Eliminating 146 polls is no solution

Published May 17th 2006 in The Wichita Eagle
Sedgwick County may lose as many polling places to election administration as New Orleans lost to Hurricane Katrina. The Sedgwick County election commissioner is cutting the supply from 208 to 62. New Orleans has reduced the number of voting locations from 275 to 76. Both represent about a 70 percent reduction in polling places -- and a potential huge increase in lines at the polls.

Sedgwick County's reduction came to satisfy the Help America Vote Act requirement that polling places be accessible for people with disabilities, and that each jurisdiction have at least one electronic voting machine that would provide better access for the blind, deaf and so on. But it's plain that slashing the number of polling places so that 100 percent of them can be compliant is not the best solution.

In doing so, Sedgwick County will be creating democracy disabilities for all voters. More people, especially those without cars, will have trouble getting to the polls. The problem will disproportionately affect elderly, nonwhite and, yes, disabled citizens.

Early voting, and the generously long window Kansas sets up for voters to do it, will help. But early voting should always be an option, not compensation for a cutback in other areas.

Mega-polling places have been discussed by groups such as the Carter-Baker Commission on Federal Electoral Reform as possible solutions to dwindling poll workers and other problems. Let us be cautious in rushing to the Wal-Mart-ization of our democracy, however.
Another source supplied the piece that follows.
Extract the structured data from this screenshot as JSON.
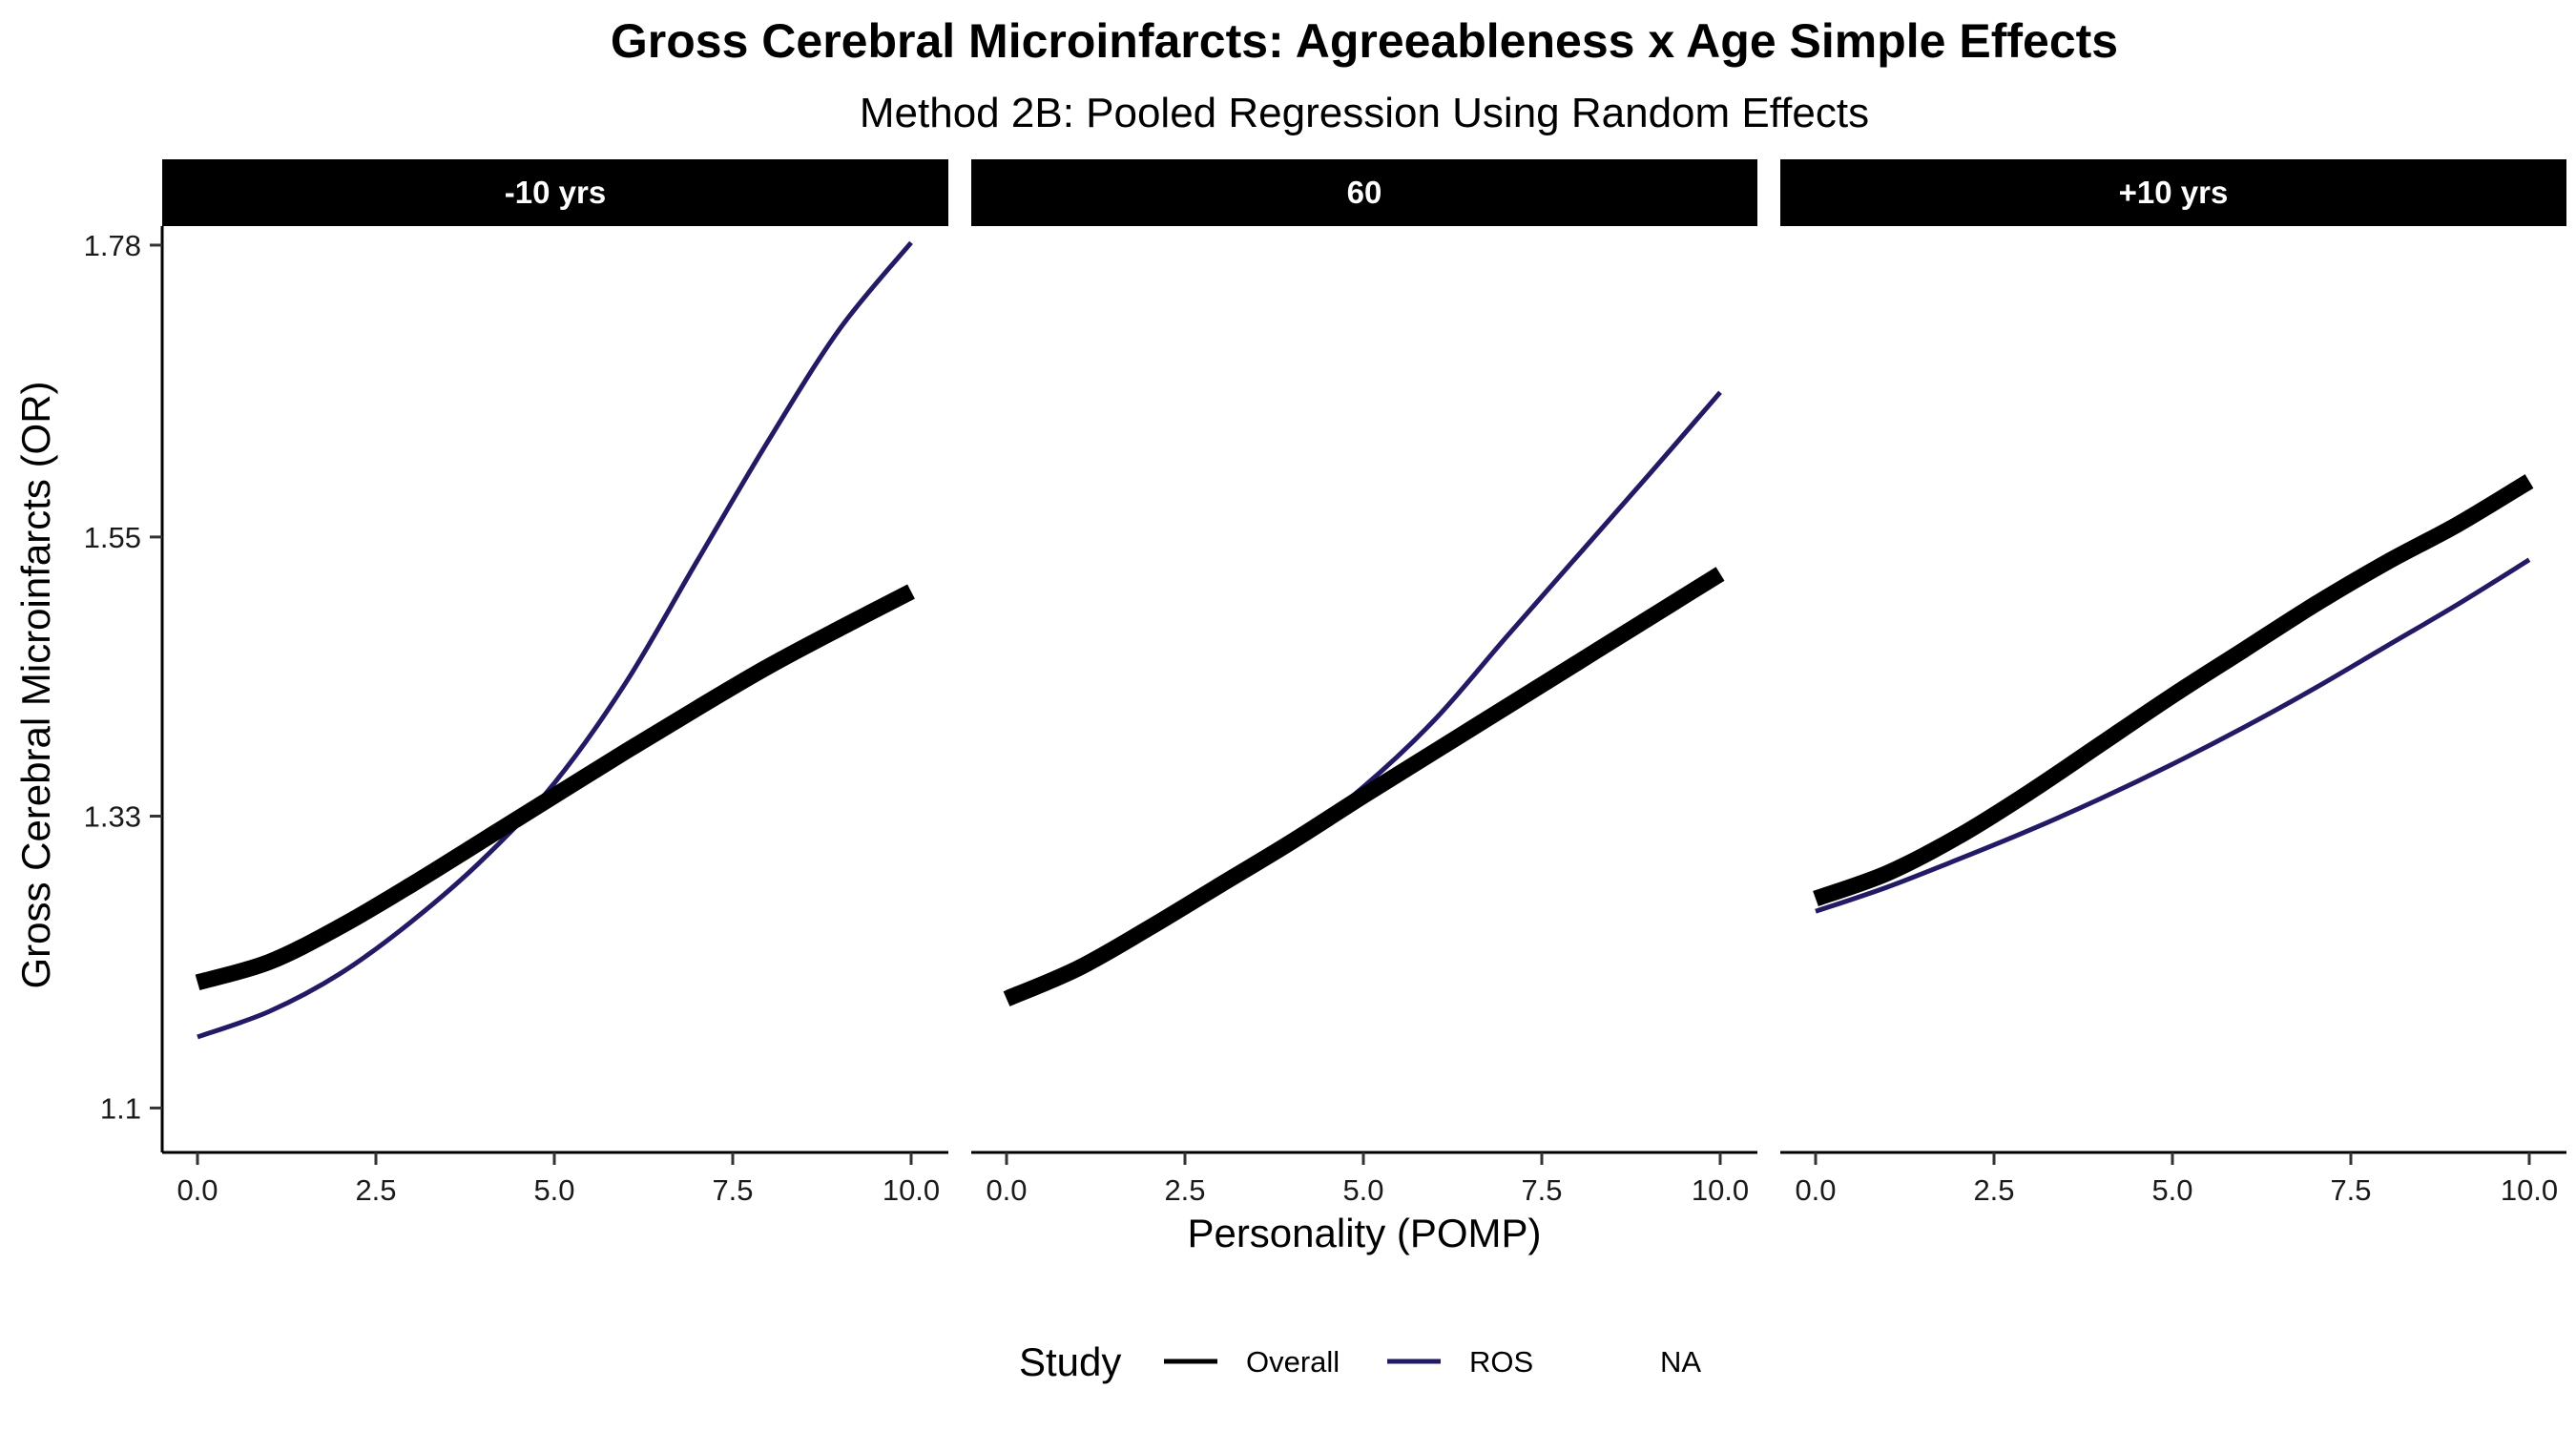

The best solution is comprehensive reform of the way we run elections. It makes good sense to tear down as many barriers to voting participation as possible. The federal government should take up the responsibility to accomplish this by modernizing our elections. The Help America Vote Act was a first step toward fulfilling this goal, but today that law leaves much to be desired. Many states did not meet the January 2006 deadline to implement all that the law requires.

It's time to go back to the drawing board about how to modernize our elections. Even though we have yet to make voting a constitutional right, we should act as if it truly is one. We need to set a minimum number of polling places per population. We need to decide on universal standards for how elections are run. And we need a national commitment to funding the effort to meet those standards, from polling places to staff training, from ballot design to voter registration procedures.

Americans are capable of anything. I'd like to know why we can't have the best election system in the world, with first-rate, accessible, trustworthy machines, voter rolls that are clean and complete, and polling stations that are in the neighborhood, not off the highway. Consider this food for thought for Sedgwick County residents as many travel to their remaining 62 polling places.

Ryan O'Donnell is communications director for FairVote, a nonpartisan, nonprofit election reform group based in Washington, D.C.